In these circumstances, it is possible to characterize B’s acts to have been a form of ‘equitable fraud’ on C, and B may be made liable in equity to C. B may have committed the equitable wrong of dishonest assistance, given that B’s act of tendering payment to A would have been a necessary causal step in order for A to breach her duty to C as assignor, namely, to preserve the debt that had been assigned, until such time as C required A to reduce it into possession. C’s interests may, therefore, be protected to an extent by reason of an equitable remedy arising within the court’s equitable jurisdiction.

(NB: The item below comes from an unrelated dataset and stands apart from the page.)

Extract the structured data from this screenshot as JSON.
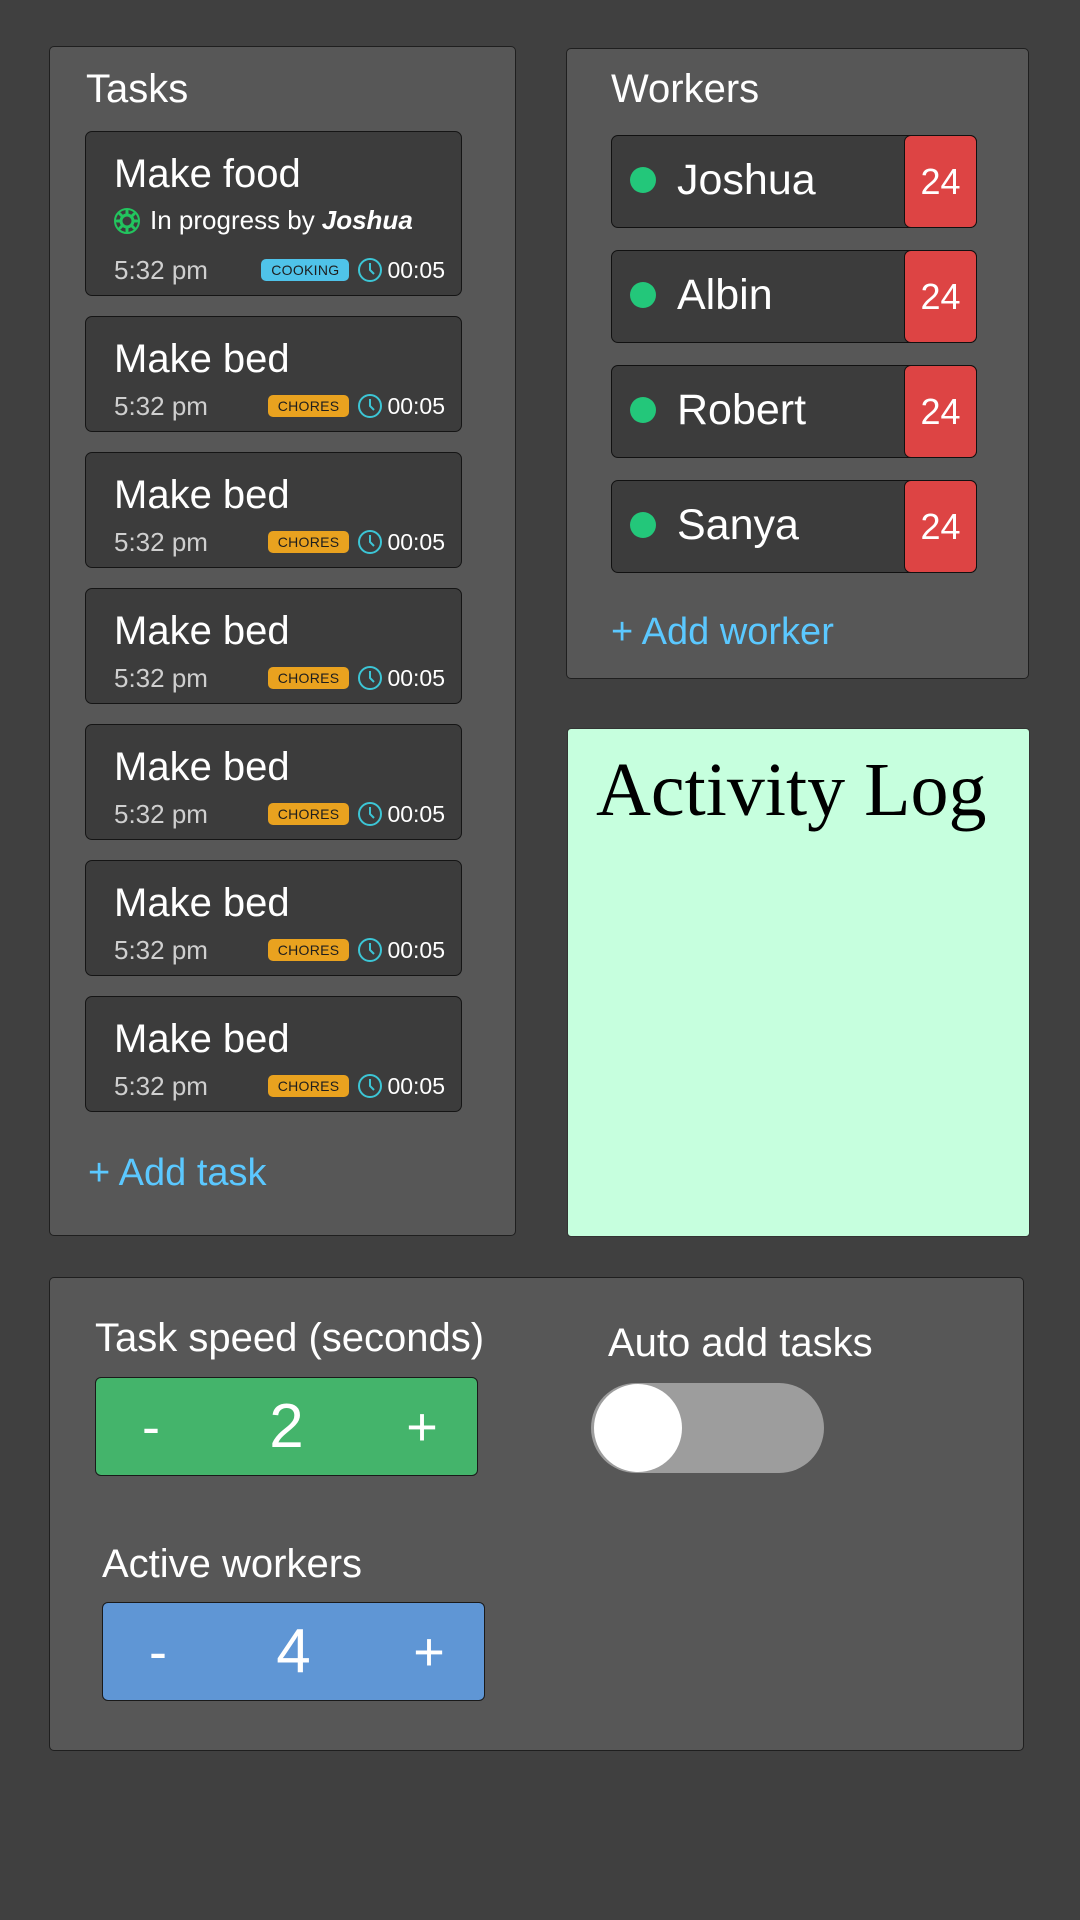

C may have, however, another remedy – one derived from the ‘equitable jurisdiction of the common law courts’. Within this jurisdiction, before the administrative changes effected by the Supreme Court of Judicature Act 1873 came into force, the English common law courts could bar a defendant to an action at law from pleading the facts as would otherwise support a substantive defence to the action. So barred, the action would then proceed to judgment by default, and a judgment debt would then arise in favour of the claimant.

This procedural ‘remedy’ is of particular interest in cases where the causal link establishing the assistive effect of B’s actions cannot be demonstrated. In this paper, an attempt will be made to review this common law remedy as a matter of English law, and it will suggest that it may have languished in the shadows for quite long enough.


Estoppel, Misleading Conduct and Equitable Fraud

Speaker: Professor Elise Bant (University of Melbourne, Melbourne Law School)

The ancient doctrines of equitable fraud now cohabit an environment in which statute is a growing presence. The doctrines of estoppel and statutory regimes that regulate misleading conduct provide striking examples of the increasingly complex ways in which equitable fraud and statute interact. This paper will consider a series of cases which highlight the powerful gravitational influence that statute can bring to bear on such ancient equitable principles, guiding their operation and development in quite distinct ways, and causing their divergence from traditional limitations. The paper offers the opportunity to consider the value and dangers of an increasingly integrated common law, equitable and statutory legal framework.